JAPANESE director Ichikawa Jun is probably best known to audiences for Tony Takitani.
His 2004 film, based on Murakami Haruki's short story, quietly observes the unexpected romance of a solitary man.
The 59-year-old says in an e-mail interview: 'It was challenging for me to express the sense of 'solitude', which is like a gene being passed from one human to another, visualised through the performance of actors.'
The film starred well-known Japanese actors Ogata Issei and Miyazawa Rie.
It won several prizes at the Locarno International Film Festival, including the FIPRESCI (International Federation of Film Critics) prize.
Ichikawa will be here as the director-in-attendance at this year's Japanese Film Festival. The festival, which runs from Saturday to Sept 23, will feature three of his films, including his latest, How To Become Myself, about two girls struggling to define their identities in modern Japanese society.
There will be a discussion with the director after the screening next Thursday at 7.30pm at the National Museum's Gallery Theatre.
Some of the themes in Tony Takitani had previously surfaced in Tokyo Marigold (2001), another festival offering.
Ichikawa explains: 'Loneliness and the fragility of relationships are themes that can be equally found in almost all the films that have moved me. I also keep making films about people who are reborn from such a status.'
The Tokyo-born director started out in advertising and won the grand prize at the Cannes International Advertising Festival in 1985.

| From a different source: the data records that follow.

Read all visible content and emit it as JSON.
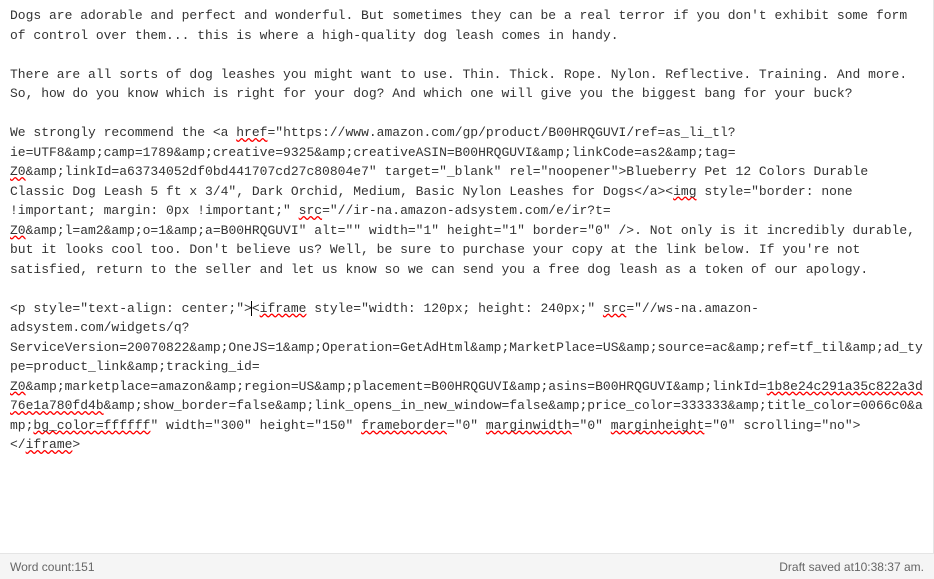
{
  "editor": {
    "para1": "Dogs are adorable and perfect and wonderful. But sometimes they can be a real terror if you don't exhibit some form of control over them... this is where a high-quality dog leash comes in handy.",
    "para2": "There are all sorts of dog leashes you might want to use. Thin. Thick. Rope. Nylon. Reflective. Training. And more. So, how do you know which is right for your dog? And which one will give you the biggest bang for your buck?",
    "para3_a": "We strongly recommend the <a ",
    "para3_href": "href",
    "para3_b": "=\"https://www.amazon.com/gp/product/B00HRQGUVI/ref=as_li_tl?ie=UTF8&amp;camp=1789&amp;creative=9325&amp;creativeASIN=B00HRQGUVI&amp;linkCode=as2&amp;tag=",
    "para3_z0a": "Z0",
    "para3_c": "&amp;linkId=a63734052df0bd441707cd27c80804e7\" target=\"_blank\" rel=\"noopener\">Blueberry Pet 12 Colors Durable Classic Dog Leash 5 ft x 3/4\", Dark Orchid, Medium, Basic Nylon Leashes for Dogs</a><",
    "para3_img": "img",
    "para3_d": " style=\"border: none !important; margin: 0px !important;\" ",
    "para3_src": "src",
    "para3_e": "=\"//ir-na.amazon-adsystem.com/e/ir?t=",
    "para3_z0b": "Z0",
    "para3_f": "&amp;l=am2&amp;o=1&amp;a=B00HRQGUVI\" alt=\"\" width=\"1\" height=\"1\" border=\"0\" />. Not only is it incredibly durable, but it looks cool too. Don't believe us? Well, be sure to purchase your copy at the link below. If you're not satisfied, return to the seller and let us know so we can send you a free dog leash as a token of our apology.",
    "para4_a": "<p style=\"text-align: center;\">",
    "para4_b": "<",
    "para4_iframe": "iframe",
    "para4_c": " style=\"width: 120px; height: 240px;\" ",
    "para4_src": "src",
    "para4_d": "=\"//ws-na.amazon-adsystem.com/widgets/q?ServiceVersion=20070822&amp;OneJS=1&amp;Operation=GetAdHtml&amp;MarketPlace=US&amp;source=ac&amp;ref=tf_til&amp;ad_type=product_link&amp;tracking_id=",
    "para4_z0": "Z0",
    "para4_e": "&amp;marketplace=amazon&amp;region=US&amp;placement=B00HRQGUVI&amp;asins=B00HRQGUVI&amp;linkId=",
    "para4_linkid": "1b8e24c291a35c822a3d76e1a780fd4b",
    "para4_f": "&amp;show_border=false&amp;link_opens_in_new_window=false&amp;price_color=333333&amp;title_color=0066c0&amp;",
    "para4_bgcolor": "bg_color=ffffff",
    "para4_g": "\" width=\"300\" height=\"150\" ",
    "para4_frameborder": "frameborder",
    "para4_h": "=\"0\" ",
    "para4_marginwidth": "marginwidth",
    "para4_i": "=\"0\" ",
    "para4_marginheight": "marginheight",
    "para4_j": "=\"0\" scrolling=\"no\"></",
    "para4_iframe2": "iframe",
    "para4_k": ">"
  },
  "status": {
    "word_count_label": "Word count: ",
    "word_count_value": "151",
    "draft_saved_label": "Draft saved at ",
    "draft_saved_time": "10:38:37 am."
  }
}
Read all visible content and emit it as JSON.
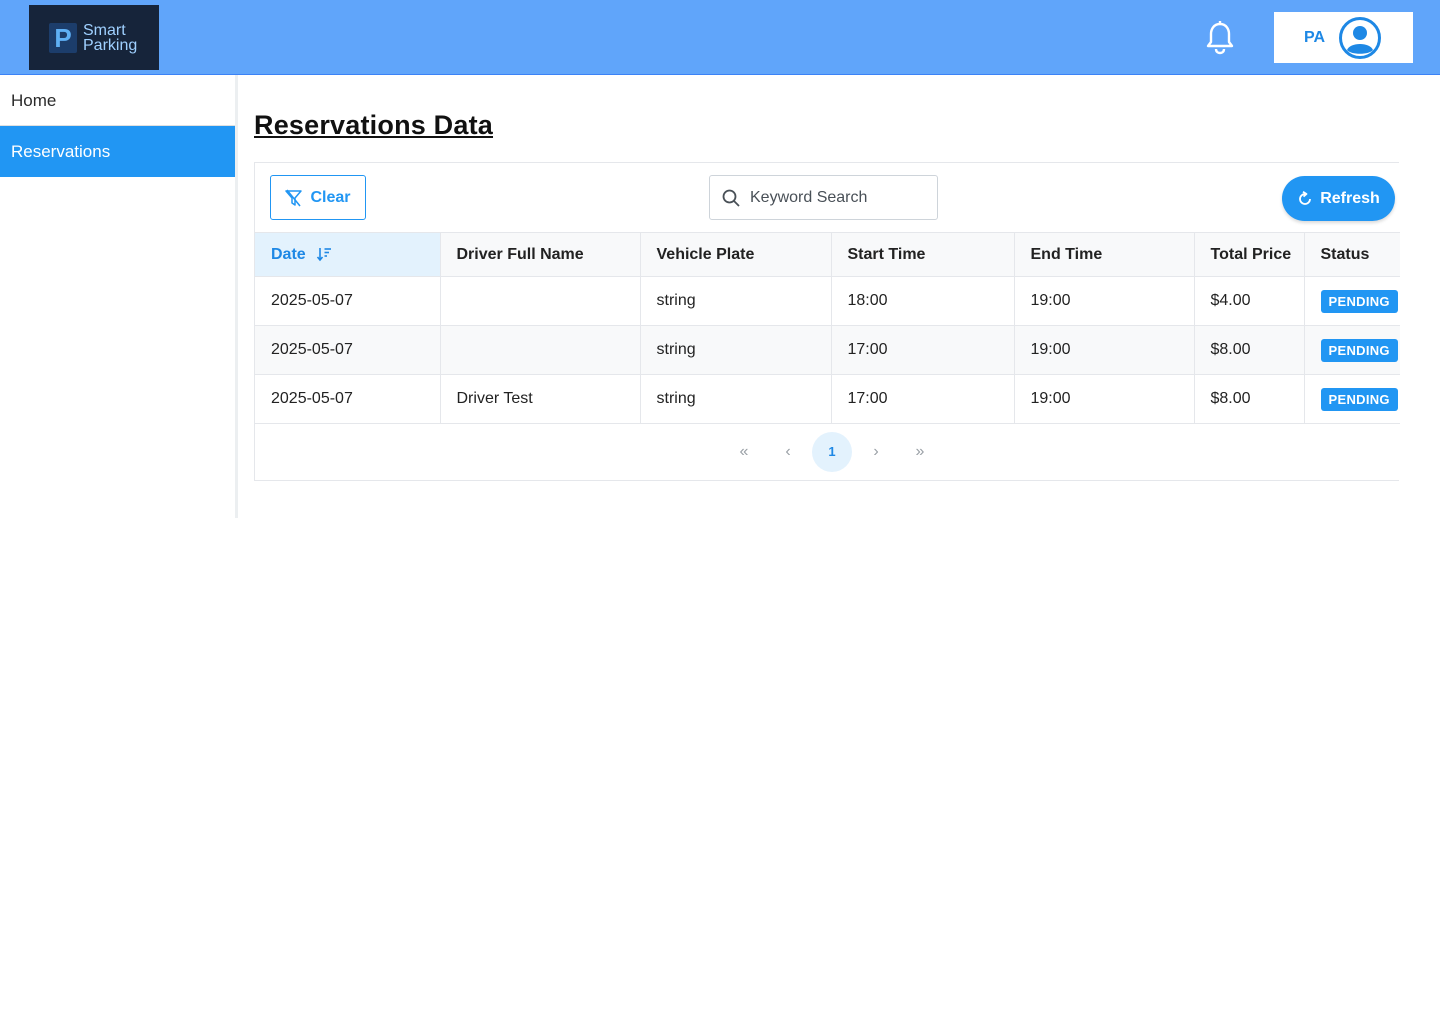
{
  "header": {
    "logo_letter": "P",
    "logo_line1": "Smart",
    "logo_line2": "Parking",
    "user_initials": "PA"
  },
  "sidebar": {
    "items": [
      {
        "label": "Home",
        "active": false
      },
      {
        "label": "Reservations",
        "active": true
      }
    ]
  },
  "page": {
    "title": "Reservations Data"
  },
  "toolbar": {
    "clear_label": "Clear",
    "search_placeholder": "Keyword Search",
    "refresh_label": "Refresh"
  },
  "table": {
    "columns": [
      "Date",
      "Driver Full Name",
      "Vehicle Plate",
      "Start Time",
      "End Time",
      "Total Price",
      "Status"
    ],
    "rows": [
      {
        "date": "2025-05-07",
        "driver": "",
        "plate": "string",
        "start": "18:00",
        "end": "19:00",
        "price": "$4.00",
        "status": "PENDING"
      },
      {
        "date": "2025-05-07",
        "driver": "",
        "plate": "string",
        "start": "17:00",
        "end": "19:00",
        "price": "$8.00",
        "status": "PENDING"
      },
      {
        "date": "2025-05-07",
        "driver": "Driver Test",
        "plate": "string",
        "start": "17:00",
        "end": "19:00",
        "price": "$8.00",
        "status": "PENDING"
      }
    ]
  },
  "pagination": {
    "current_page": "1",
    "first_icon": "«",
    "prev_icon": "‹",
    "next_icon": "›",
    "last_icon": "»"
  },
  "colors": {
    "header_bg": "#60a5fa",
    "accent": "#2196f3",
    "logo_bg": "#16243a"
  }
}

There seems to be a jarring contrast between the fast-paced world of advertisements and his humanist, contemplative dramas.
He says: 'I don't think there is a direct connection between them. However, I tend to apply a taste of documentary to both media.
'Honestly speaking, a film is a purely creative endeavour while I make commercials to make ends meet.'
The screenings for Japanese Film Festival 2007: True.Romance will be at the National Museum's Gallery Theatre. See www.sfs.org.sg for more details.